Commune in Occitanie, France

La Roque-Sainte-Marguerite (/fr/; La Ròca) is a commune in the Aveyron department in southern France.

Lying deep in the scenic Dourbie gorge, the commune absorbed the formerly separate commune of St Verin in 1940, and it also incorporates the village of Pierrefiche du Larzac, which lies much higher on the Causse du Larzac (Larzac Plateau), at about 670 metres above sea level.

The village lies about 15 km east of Millau. The main industry for the residents who still work locally is tourism: the most visited site in Aveyron for tourists, Le Chaos de Montpellier-le-Vieux, is within its bounds. But most working residents commute into Millau.

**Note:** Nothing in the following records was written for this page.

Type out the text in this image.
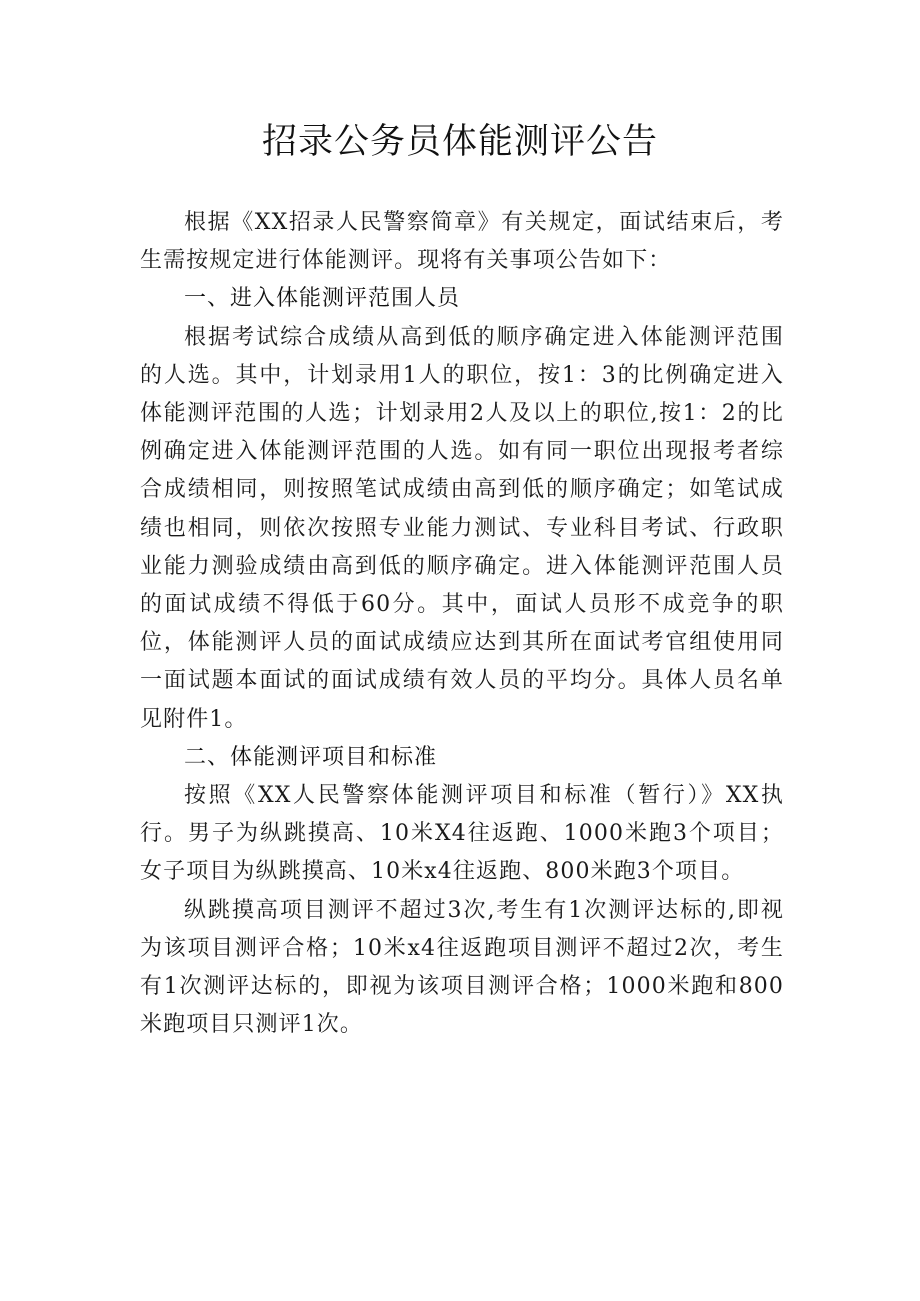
招录公务员体能测评公告

根据《XX招录人民警察简章》有关规定，面试结束后，考生需按规定进行体能测评。现将有关事项公告如下：

一、进入体能测评范围人员

根据考试综合成绩从高到低的顺序确定进入体能测评范围的人选。其中，计划录用1人的职位，按1：3的比例确定进入体能测评范围的人选；计划录用2人及以上的职位,按1：2的比例确定进入体能测评范围的人选。如有同一职位出现报考者综合成绩相同，则按照笔试成绩由高到低的顺序确定；如笔试成绩也相同，则依次按照专业能力测试、专业科目考试、行政职业能力测验成绩由高到低的顺序确定。进入体能测评范围人员的面试成绩不得低于60分。其中，面试人员形不成竞争的职位，体能测评人员的面试成绩应达到其所在面试考官组使用同一面试题本面试的面试成绩有效人员的平均分。具体人员名单见附件1。

二、体能测评项目和标准

按照《XX人民警察体能测评项目和标准（暂行）》XX执行。男子为纵跳摸高、10米X4往返跑、1000米跑3个项目；女子项目为纵跳摸高、10米x4往返跑、800米跑3个项目。

纵跳摸高项目测评不超过3次,考生有1次测评达标的,即视为该项目测评合格；10米x4往返跑项目测评不超过2次，考生有1次测评达标的，即视为该项目测评合格；1000米跑和800米跑项目只测评1次。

On the Causse du Larzac, the villagers of Pierrefiche were shepherds, bringing their ewes' milk to the village dairy to make Roquefort cheese. Until recently there were two flocks of 50 & 200 ewes. The droughts of 2004 have reduced this to one. The sheepskins & fleeces went to Millau for the glove industry.

The castle was the western defence of the formerly heavily guarded Dourbie valley, which was a rich agricultural area in the Middle Ages. Old vine terraces can still be seen lining the deep chasm cut by the river through the Causse plateaux, some 300 m deep.